In 1994, philanthropists John and Rosemary Galbraith started an endowment for a fellowship to support one student from Eckerd College each year as a summer research intern at the Bermuda Institute of Ocean Sciences (BIOS). In 2014, to recognize the support of the late George Wardman, an Eckerd College donor who for many years sat on the BIOS Board of Directors, the fellowship was re-named the Galbraith/Wardman Fellowship. The Galbraith/Wardman Fellowship covers all expenses associated with a 10-week internship at BIOS, including travel to Bermuda and a $2,000 stipend.
How to apply
Rising juniors, and seniors, currently enrolled at Eckerd College, are eligible and students of all disciplines are encouraged to apply. Students who meet the eligibility requirements should consult the list of mentors and potential research projects. Prior to submitting an application prospective interns are encouraged to contact potential BIOS mentors directly to discuss projects. Mentor contact details can be found using the links provided here.
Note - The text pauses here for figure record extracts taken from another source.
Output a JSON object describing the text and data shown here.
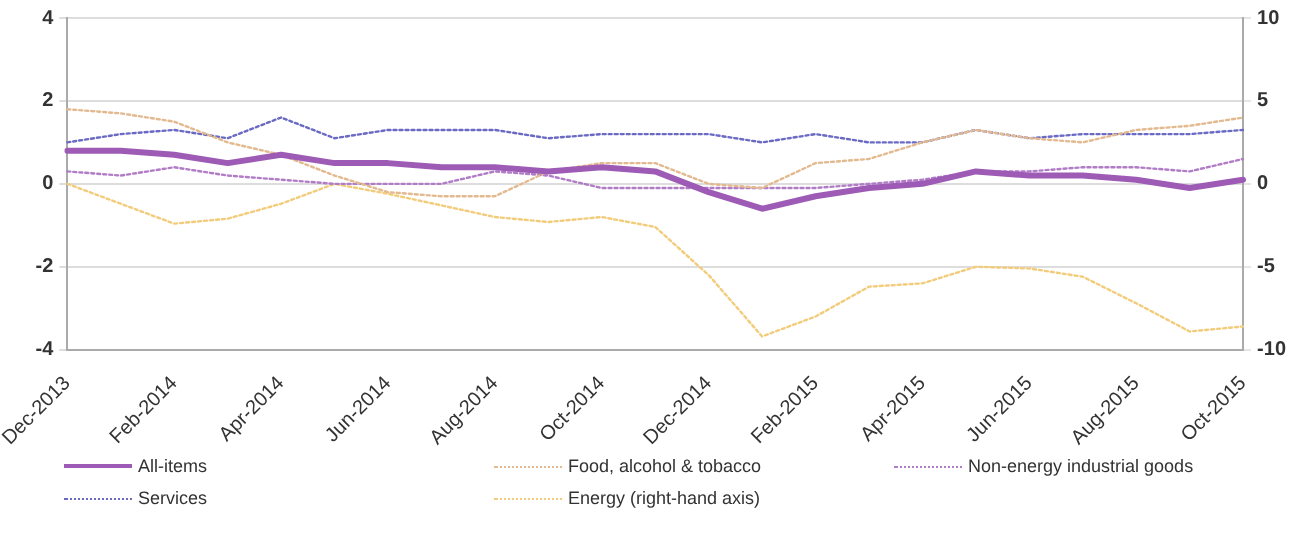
{
  "chart_data": {
    "type": "line",
    "categories": [
      "Dec-2013",
      null,
      "Feb-2014",
      null,
      "Apr-2014",
      null,
      "Jun-2014",
      null,
      "Aug-2014",
      null,
      "Oct-2014",
      null,
      "Dec-2014",
      null,
      "Feb-2015",
      null,
      "Apr-2015",
      null,
      "Jun-2015",
      null,
      "Aug-2015",
      null,
      "Oct-2015"
    ],
    "ylim": [
      -4,
      4
    ],
    "yticks": [
      -4,
      -2,
      0,
      2,
      4
    ],
    "y2lim": [
      -10,
      10
    ],
    "y2ticks": [
      -10,
      -5,
      0,
      5,
      10
    ],
    "grid": "y",
    "legend": "bottom",
    "marker": "none",
    "series": [
      {
        "name": "All-items",
        "color": "#9e5bb5",
        "line_style": "solid",
        "values": [
          0.8,
          0.8,
          0.7,
          0.5,
          0.7,
          0.5,
          0.5,
          0.4,
          0.4,
          0.3,
          0.4,
          0.3,
          -0.2,
          -0.6,
          -0.3,
          -0.1,
          0.0,
          0.3,
          0.2,
          0.2,
          0.1,
          -0.1,
          0.1
        ]
      },
      {
        "name": "Food, alcohol & tobacco",
        "color": "#e3b98f",
        "line_style": "dotted",
        "values": [
          1.8,
          1.7,
          1.5,
          1.0,
          0.7,
          0.2,
          -0.2,
          -0.3,
          -0.3,
          0.3,
          0.5,
          0.5,
          0.0,
          -0.1,
          0.5,
          0.6,
          1.0,
          1.3,
          1.1,
          1.0,
          1.3,
          1.4,
          1.6
        ]
      },
      {
        "name": "Non-energy industrial goods",
        "color": "#b07cc6",
        "line_style": "dotted",
        "values": [
          0.3,
          0.2,
          0.4,
          0.2,
          0.1,
          0.0,
          0.0,
          0.0,
          0.3,
          0.2,
          -0.1,
          -0.1,
          -0.1,
          -0.1,
          -0.1,
          0.0,
          0.1,
          0.3,
          0.3,
          0.4,
          0.4,
          0.3,
          0.6
        ]
      },
      {
        "name": "Services",
        "color": "#6a6ac4",
        "line_style": "dotted",
        "values": [
          1.0,
          1.2,
          1.3,
          1.1,
          1.6,
          1.1,
          1.3,
          1.3,
          1.3,
          1.1,
          1.2,
          1.2,
          1.2,
          1.0,
          1.2,
          1.0,
          1.0,
          1.3,
          1.1,
          1.2,
          1.2,
          1.2,
          1.3
        ]
      },
      {
        "name": "Energy (right-hand axis)",
        "color": "#f2cc7a",
        "line_style": "dotted",
        "axis": "y2",
        "values": [
          0.0,
          -1.2,
          -2.4,
          -2.1,
          -1.2,
          0.0,
          -0.6,
          -1.3,
          -2.0,
          -2.3,
          -2.0,
          -2.6,
          -5.5,
          -9.2,
          -8.0,
          -6.2,
          -6.0,
          -5.0,
          -5.1,
          -5.6,
          -7.2,
          -8.9,
          -8.6
        ]
      }
    ]
  }
}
Applicants should email a one-half page statement of research interests, unofficial transcripts, one letter of recommendation from a faculty member (other than Siuda, Krediet or Meylan), a list of up to three projects that you would like to work on (from the list of potential projects) and an up-to-date CV to Professor Siuda on or before March 31. Applications from well-qualified Eckerd students will be forwarded to BIOS where final selection will depend, in part, on matching the research interests of the intern with those of BIOS Faculty members. Applicants will be notified of the outcome in April. This fellowship is open to Eckerd students only but its existence does not exclude Eckerd students from consideration for other BIOS internship programs.
Former Galbraith/Wardman Fellow
Ian Besse, a junior majoring in marine science, spent 10 weeks at BIOS as the 2017 Galbraith/Wardman Fellow. Mentored by Dr. Gretchen Goodbody-Gringley, Ian utilized innovative research methods to determine if the lionfish found locally are reproducing in the ocean’s mesophotic zone. Ian said of his internship, “For me, my time at BIOS was a confirmation that research science is what I want to do. I had thought about it before, but had never had a real opportunity to work as a scientist in a professional setting, and having the experience I did at BIOS this summer tells me that it is something I really do want to pursue."